Aos 58 anos, voltei à escola noturna para terminar o ensino médio; na terceira semana, minha filha pediu que eu largasse o curso para cuidar do meu neto todas as noites.
Parte 4
A entrevista durou vinte minutos.
Uma professora e um coordenador me perguntaram sobre minha rotina, meu trabalho e o motivo de eu querer estudar administração aos 58 anos. Contei que costurava havia quase quatro décadas e que tinha aprendido a calcular preço errando, a controlar estoque esquecendo e a negociar prazo depois de aceitar encomendas impossíveis.
— Então a senhora já administra um negócio — disse o coordenador.
— Administro do jeito que aprendi sozinha.
— E o que espera do curso?
Pensei antes de responder.
— Parar de achar que aprender é uma coisa que tem idade para acontecer.
Quando saí, Larissa estava sentada no banco da calçada com Davi dormindo encostado nela.
— E aí? — perguntou.
— Acho que fui bem.
Ela sorriu.
— Viu? E ninguém morreu porque você ficou duas horas ocupada.
— Não provoca.
— Estou falando de mim.
Aquilo me fez rir.
O resultado sairia apenas depois da minha conclusão do ensino médio, então continuei estudando sem saber se teria a vaga. Pela primeira vez, isso não me incomodou.

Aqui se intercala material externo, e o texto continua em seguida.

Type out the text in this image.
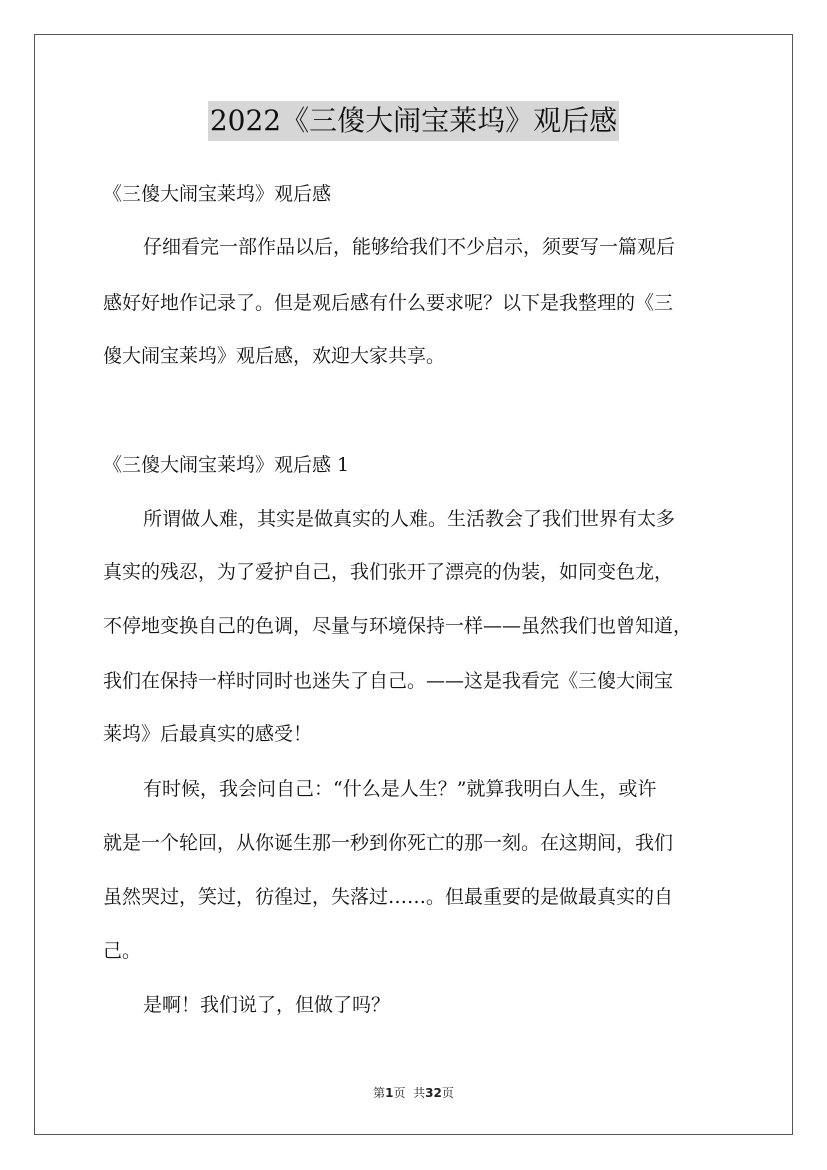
2022《三傻大闹宝莱坞》观后感
《三傻大闹宝莱坞》观后感
仔细看完一部作品以后，能够给我们不少启示，须要写一篇观后
感好好地作记录了。但是观后感有什么要求呢？以下是我整理的《三
傻大闹宝莱坞》观后感，欢迎大家共享。
《三傻大闹宝莱坞》观后感 1
所谓做人难，其实是做真实的人难。生活教会了我们世界有太多
真实的残忍，为了爱护自己，我们张开了漂亮的伪装，如同变色龙，
不停地变换自己的色调，尽量与环境保持一样——虽然我们也曾知道，
我们在保持一样时同时也迷失了自己。——这是我看完《三傻大闹宝
莱坞》后最真实的感受！
有时候，我会问自己：“什么是人生？”就算我明白人生，或许
就是一个轮回，从你诞生那一秒到你死亡的那一刻。在这期间，我们
虽然哭过，笑过，彷徨过，失落过……。但最重要的是做最真实的自
己。
是啊！我们说了，但做了吗？
第1页 共32页
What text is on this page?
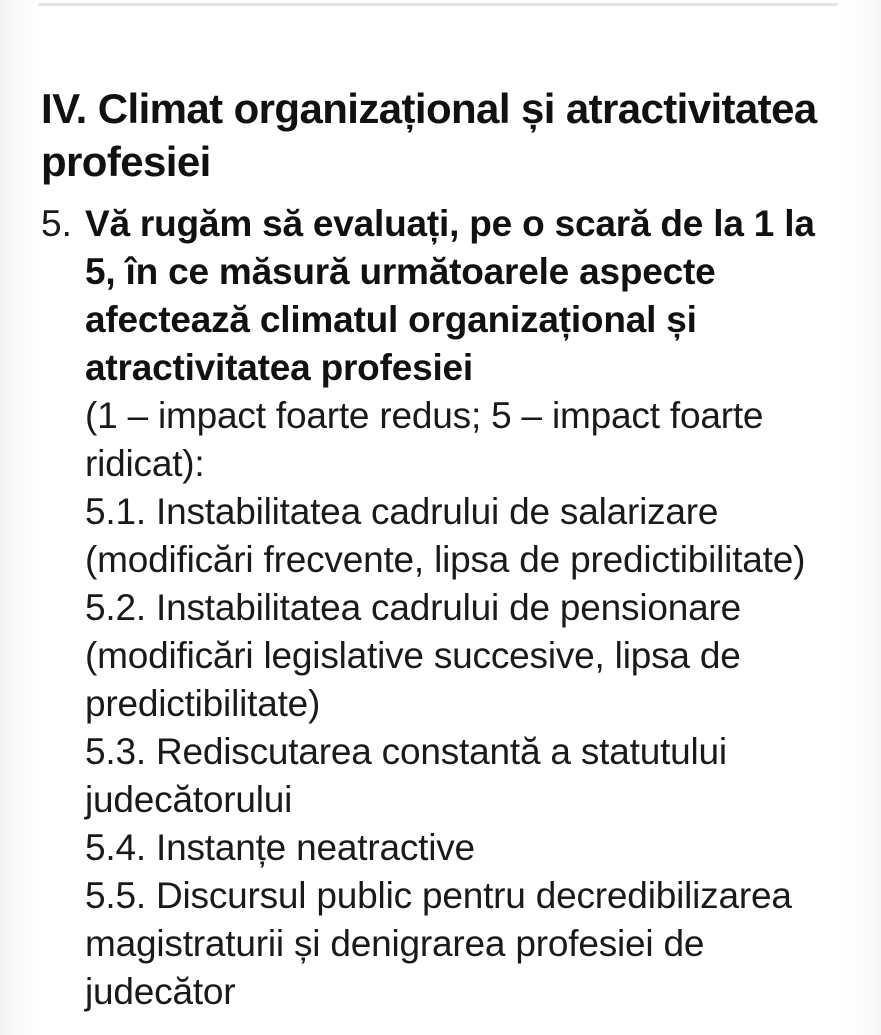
IV. Climat organizațional și atractivitatea profesiei
5. Vă rugăm să evaluați, pe o scară de la 1 la 5, în ce măsură următoarele aspecte afectează climatul organizațional și atractivitatea profesiei
(1 – impact foarte redus; 5 – impact foarte ridicat):
5.1. Instabilitatea cadrului de salarizare (modificări frecvente, lipsa de predictibilitate)
5.2. Instabilitatea cadrului de pensionare (modificări legislative succesive, lipsa de predictibilitate)
5.3. Rediscutarea constantă a statutului judecătorului
5.4. Instanțe neatractive
5.5. Discursul public pentru decredibilizarea magistraturii și denigrarea profesiei de judecător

Eu já tinha percebido que o valor daquele período não dependia de um prêmio no fim.
Enquanto isso, Larissa também começou a mudar algumas coisas.
Parou de tratar o pai do Davi como alguém que “ajudava” e passou a falar com ele como o pai responsável por metade das decisões. Rafael, que nunca tinha se recusado a participar, admitiu que também se acostumara a esperar que Larissa e eu organizássemos tudo antes de chamá-lo.
Não virou um pai perfeito de uma semana para outra.
Mas começou a buscar Davi nos dias combinados, a participar das reuniões da escola e a organizar os próprios horários sem esperar instruções.
Certa tarde, encontrei Larissa na minha cozinha fazendo uma planilha no notebook.
— O que é isso?
— Escala do mês.
— Da farmácia?
— Do Davi.
Ela virou a tela para mim.
Havia três colunas: “Larissa”, “Rafael” e “Rosa”.
Meu nome tinha apenas algumas datas.
— Gostou? — perguntou.
— Estou emocionada com minha redução de carga horária.
— Você é muito folgada.
— Aprendi tarde.
Rimos.
Nem tudo ficou fácil.
Houve noites em que Larissa telefonou desesperada porque alguém faltou ao trabalho.
Houve dias em que Rafael atrasou.
Houve uma segunda-feira em que Davi ficou gripado, sem gravidade, e eu mesma decidi não ir à aula para ficar com ele enquanto Larissa resolvia uma emergência profissional.
A diferença estava na palavra que antes quase não existia entre nós.
Decidi.
Eu não estava mais sendo automaticamente convocada.
Eu escolhia quando podia, quando queria e quando realmente era necessário.
E minha filha começou a aprender a diferença.
Três meses depois, chegou a semana das últimas avaliações.
Eu estava nervosa como se tivesse dezoito anos.
Português foi bem. História também.
Matemática quase me fez abandonar toda a dignidade que eu tinha construído.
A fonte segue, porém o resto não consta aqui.